RECAP: The repulsive Steve Lavin appeared in the studio wearing the sort of glasses bimbos wear when they want to look like intellectuals. The thing about bimbos is that they’re too stupid to realize that they’re not smart enough to fool anyone, especially once they open their mouths – unless their eyes are closed awaiting a big surprise obviously, then no one cares what they’re wearing. In the opening segment Lavin shared his opinion about storming the court – Sean Miller warned after a loss in Colorado that one of his players was going to punch someone the next time it happened – which opinion was as usual was cogent and well thought out: he said that “all it takes is one person to die” and storming would be banned. Which was so stupid that even the guy next to him was dumbfounded, he was like gee Lavs, do you really think it would really take someone actually dying for them to ban it or would maybe a maiming do. This same desk mate gave Lavin credit for recruiting both Yawke and Sima, this after earlier in the year when Lavin took credit for recruiting Mussini, who I notice he doesn’t take credit for recruiting anymore.

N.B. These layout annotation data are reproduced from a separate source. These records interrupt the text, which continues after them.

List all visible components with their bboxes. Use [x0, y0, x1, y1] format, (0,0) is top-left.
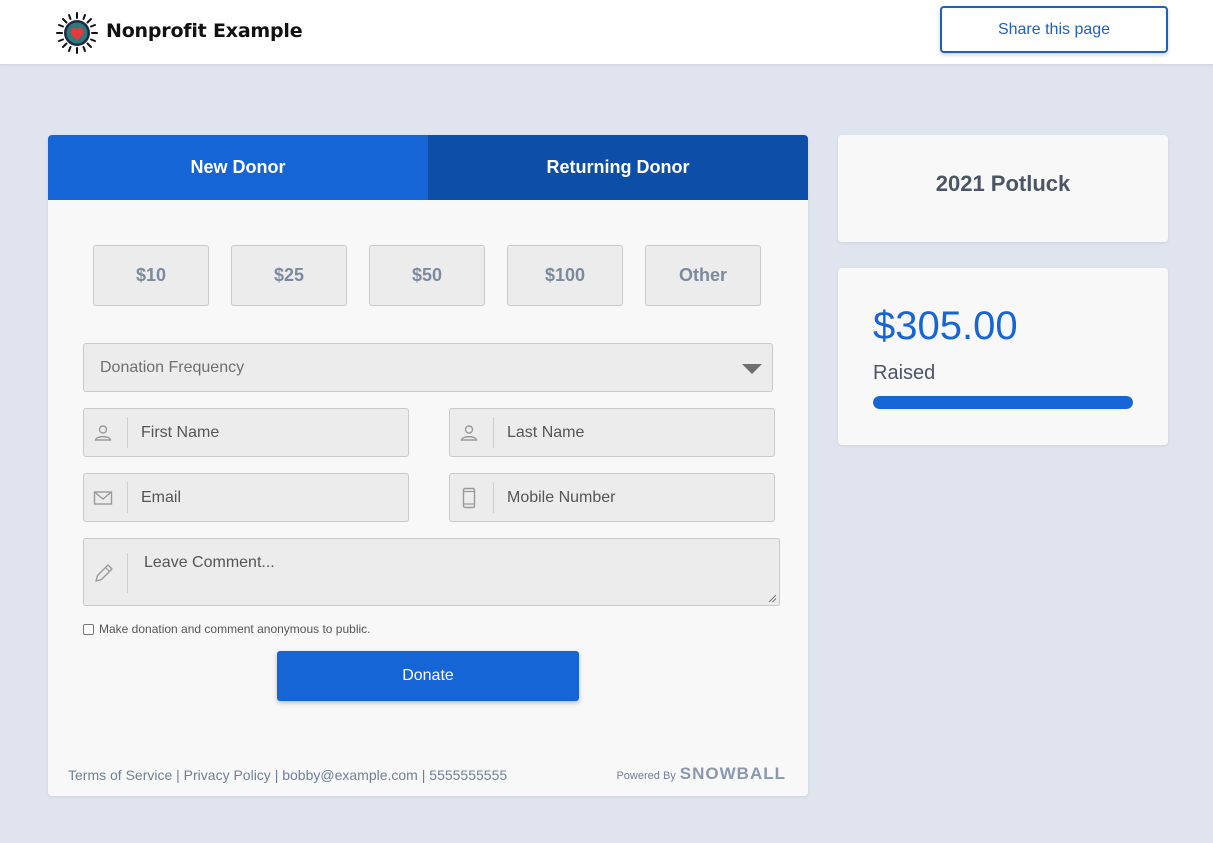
amount-button-other[interactable]: Other [645, 245, 761, 306]
donation-frequency-select[interactable]: Donation Frequency [83, 343, 773, 392]
mobile-number-placeholder: Mobile Number [507, 489, 616, 506]
campaign-title-card: 2021 Potluck [838, 135, 1168, 242]
donation-form-card: New Donor Returning Donor $10 $25 $50 $1… [48, 135, 808, 796]
raised-card: $305.00 Raised [838, 268, 1168, 445]
email-field[interactable]: Email [83, 473, 409, 522]
user-icon [94, 425, 112, 441]
anonymous-option: Make donation and comment anonymous to p… [83, 622, 371, 636]
field-separator [493, 417, 494, 448]
anonymous-checkbox[interactable] [83, 623, 94, 635]
brand-name: Nonprofit Example [106, 20, 303, 42]
field-separator [127, 417, 128, 448]
tab-returning-donor[interactable]: Returning Donor [428, 135, 808, 200]
footer-links: Terms of Service | Privacy Policy | bobb… [68, 767, 507, 783]
privacy-policy-link[interactable]: Privacy Policy [184, 767, 271, 783]
last-name-field[interactable]: Last Name [449, 408, 775, 457]
footer-separator: | [176, 767, 184, 783]
envelope-icon [93, 491, 113, 505]
snowball-logo[interactable]: SNOWBALL [680, 764, 786, 784]
amount-button-50[interactable]: $50 [369, 245, 485, 306]
mobile-phone-icon [462, 487, 476, 509]
amount-button-100[interactable]: $100 [507, 245, 623, 306]
donor-tabs: New Donor Returning Donor [48, 135, 808, 200]
share-page-button[interactable]: Share this page [940, 6, 1168, 53]
field-separator [127, 553, 128, 593]
tab-new-donor[interactable]: New Donor [48, 135, 428, 200]
donation-frequency-placeholder: Donation Frequency [100, 359, 245, 376]
resize-grip-icon[interactable] [768, 594, 777, 603]
amount-button-10[interactable]: $10 [93, 245, 209, 306]
first-name-field[interactable]: First Name [83, 408, 409, 457]
terms-of-service-link[interactable]: Terms of Service [68, 767, 172, 783]
caret-down-icon [742, 364, 762, 374]
donate-button[interactable]: Donate [277, 651, 579, 701]
raised-label: Raised [873, 362, 936, 384]
field-separator [127, 482, 128, 513]
anonymous-label: Make donation and comment anonymous to p… [99, 622, 371, 636]
mobile-number-field[interactable]: Mobile Number [449, 473, 775, 522]
last-name-placeholder: Last Name [507, 424, 585, 441]
heart-sun-icon[interactable] [55, 11, 99, 55]
contact-email-link[interactable]: bobby@example.com [282, 767, 418, 783]
first-name-placeholder: First Name [141, 424, 220, 441]
contact-phone-link[interactable]: 5555555555 [429, 767, 507, 783]
comment-placeholder: Leave Comment... [144, 554, 275, 571]
powered-by: Powered By SNOWBALL [616, 764, 786, 784]
campaign-title: 2021 Potluck [935, 171, 1071, 196]
email-placeholder: Email [141, 489, 182, 506]
progress-bar-fill [873, 396, 1133, 409]
powered-by-text: Powered By [616, 770, 676, 782]
user-icon [460, 425, 478, 441]
raised-amount: $305.00 [873, 304, 1018, 348]
site-header: Nonprofit Example Share this page [0, 0, 1213, 65]
field-separator [493, 482, 494, 513]
pencil-icon [95, 564, 113, 582]
amount-button-25[interactable]: $25 [231, 245, 347, 306]
progress-bar [873, 396, 1133, 409]
comment-textarea[interactable]: Leave Comment... [83, 538, 780, 606]
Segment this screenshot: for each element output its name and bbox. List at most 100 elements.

Right after that they went to break with a highlight of Balamou making a lay up – it wasn’t hard to pick one, he only made one shot all night – and they referred to him as “your guy.” All of which means that Lavin has recruited better this year as a television announcer than he did the last two years he was an actual coach … Lavin appeared on Fatso’s show this week and rumor has it that he started weeping like a big girls’s blouse when he talked about Cap passing. Evidently he also mentioned that he had cancer – I hadn’t heard! – and made a bunch of other excuses as to why he sucks at coaching. I haven’t listened to it yet, I’m saving it, like you save that last bite of pickle so you can savor it at the end of a deluxe cheeseburger meal at a late night diner. Weeping on the radio, lulz.